As investigators continue their work, questions swirl. Was there forced entry, or did the killer have access? Did surveillance capture anything useful? Could forensic evidence—ballistics, fingerprints, DNA—lead to an arrest? The absence of a named suspect keeps the community on edge, wondering if the perpetrator remains free, perhaps watching from the shadows as police close in.
For now, the home in southwest Las Vegas stands silent, cordoned off as a crime scene while detectives piece together the final hours of two lives cut short. Briana Flowers sought safety and found only danger. Anfernee Pollard offered protection and paid the ultimate price. And a seven-year-old boy, whose innocent 911 call captured the world’s attention, must somehow navigate a future forever altered by the sound of gunshots in the night.

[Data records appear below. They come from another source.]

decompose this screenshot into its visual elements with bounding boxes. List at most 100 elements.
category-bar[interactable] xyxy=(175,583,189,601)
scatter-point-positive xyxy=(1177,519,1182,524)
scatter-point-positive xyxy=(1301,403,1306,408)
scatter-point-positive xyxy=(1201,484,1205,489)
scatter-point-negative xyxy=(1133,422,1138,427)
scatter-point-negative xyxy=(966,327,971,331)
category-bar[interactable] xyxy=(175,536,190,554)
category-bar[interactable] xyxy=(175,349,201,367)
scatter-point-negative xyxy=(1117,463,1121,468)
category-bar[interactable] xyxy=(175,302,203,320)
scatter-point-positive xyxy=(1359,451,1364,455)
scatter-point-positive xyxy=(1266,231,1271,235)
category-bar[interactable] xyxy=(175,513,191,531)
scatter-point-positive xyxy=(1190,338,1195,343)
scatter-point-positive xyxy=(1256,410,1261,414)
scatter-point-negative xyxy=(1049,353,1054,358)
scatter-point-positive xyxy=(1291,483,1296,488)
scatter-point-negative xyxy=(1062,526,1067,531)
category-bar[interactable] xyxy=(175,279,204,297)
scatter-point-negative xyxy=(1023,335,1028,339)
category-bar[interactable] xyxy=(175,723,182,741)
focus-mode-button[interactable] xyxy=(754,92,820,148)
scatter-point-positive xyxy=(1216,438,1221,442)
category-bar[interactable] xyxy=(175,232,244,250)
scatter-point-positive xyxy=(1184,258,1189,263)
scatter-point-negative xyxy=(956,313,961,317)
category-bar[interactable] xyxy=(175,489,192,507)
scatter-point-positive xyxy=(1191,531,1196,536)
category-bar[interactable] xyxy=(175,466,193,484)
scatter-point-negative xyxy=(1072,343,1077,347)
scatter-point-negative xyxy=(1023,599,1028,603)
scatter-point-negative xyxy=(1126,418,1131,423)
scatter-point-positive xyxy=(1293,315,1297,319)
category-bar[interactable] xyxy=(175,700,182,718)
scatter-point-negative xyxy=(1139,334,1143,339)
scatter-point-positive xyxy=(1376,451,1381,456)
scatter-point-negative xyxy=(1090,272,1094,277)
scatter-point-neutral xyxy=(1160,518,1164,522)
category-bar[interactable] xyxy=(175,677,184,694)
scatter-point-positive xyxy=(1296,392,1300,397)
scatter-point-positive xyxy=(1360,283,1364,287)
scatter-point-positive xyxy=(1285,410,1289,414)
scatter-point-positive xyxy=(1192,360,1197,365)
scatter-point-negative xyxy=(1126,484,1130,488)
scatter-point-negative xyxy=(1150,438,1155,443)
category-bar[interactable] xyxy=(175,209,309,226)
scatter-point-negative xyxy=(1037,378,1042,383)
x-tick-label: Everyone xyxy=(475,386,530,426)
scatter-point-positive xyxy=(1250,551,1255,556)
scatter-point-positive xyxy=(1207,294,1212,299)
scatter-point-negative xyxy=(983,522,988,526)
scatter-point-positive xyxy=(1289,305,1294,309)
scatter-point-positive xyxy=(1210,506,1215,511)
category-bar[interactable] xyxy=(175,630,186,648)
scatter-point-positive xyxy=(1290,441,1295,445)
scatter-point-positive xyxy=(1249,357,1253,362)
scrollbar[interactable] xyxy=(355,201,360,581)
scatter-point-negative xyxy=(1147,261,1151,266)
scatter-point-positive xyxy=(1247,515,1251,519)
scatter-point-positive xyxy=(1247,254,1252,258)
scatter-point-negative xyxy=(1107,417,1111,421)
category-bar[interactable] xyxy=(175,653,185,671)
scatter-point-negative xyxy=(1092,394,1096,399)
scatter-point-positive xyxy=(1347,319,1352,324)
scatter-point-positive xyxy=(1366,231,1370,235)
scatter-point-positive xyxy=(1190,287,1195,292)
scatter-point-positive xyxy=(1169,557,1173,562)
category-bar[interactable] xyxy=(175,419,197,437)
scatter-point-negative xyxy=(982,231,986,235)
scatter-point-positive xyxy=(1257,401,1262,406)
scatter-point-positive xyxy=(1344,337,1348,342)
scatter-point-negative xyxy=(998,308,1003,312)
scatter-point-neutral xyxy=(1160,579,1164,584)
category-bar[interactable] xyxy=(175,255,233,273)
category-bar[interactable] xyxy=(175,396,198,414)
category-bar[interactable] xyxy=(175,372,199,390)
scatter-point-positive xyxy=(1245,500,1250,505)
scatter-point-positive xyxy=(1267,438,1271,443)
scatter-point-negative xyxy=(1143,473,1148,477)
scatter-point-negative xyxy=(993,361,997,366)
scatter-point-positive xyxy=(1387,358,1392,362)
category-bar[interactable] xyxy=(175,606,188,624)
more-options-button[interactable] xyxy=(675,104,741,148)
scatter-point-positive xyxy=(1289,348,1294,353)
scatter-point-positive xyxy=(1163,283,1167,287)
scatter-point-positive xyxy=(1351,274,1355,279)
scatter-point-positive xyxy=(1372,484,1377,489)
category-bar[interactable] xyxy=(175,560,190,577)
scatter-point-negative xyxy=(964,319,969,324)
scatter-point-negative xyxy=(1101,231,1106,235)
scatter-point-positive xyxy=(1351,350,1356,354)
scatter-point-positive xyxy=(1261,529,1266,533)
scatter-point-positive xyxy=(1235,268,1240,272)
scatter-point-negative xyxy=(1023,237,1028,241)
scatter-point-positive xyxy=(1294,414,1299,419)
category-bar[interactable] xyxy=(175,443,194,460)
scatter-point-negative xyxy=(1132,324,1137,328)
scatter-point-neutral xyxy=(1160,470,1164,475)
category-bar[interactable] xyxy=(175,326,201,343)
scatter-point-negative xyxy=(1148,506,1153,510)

The tragedy serves as a stark reminder that stalking and domestic violence are not private matters—they are public safety crises that demand vigilance from law enforcement, communities, and friends. Until systems catch up to the reality of escalating threats, stories like this will continue to unfold, leaving families shattered and questions unanswered.
In the desert heat of Las Vegas, where bright lights often mask dark realities, the loss of Briana and Anfernee stands as a somber warning: fear ignored can turn fatal, and protection offered too late can cost everything.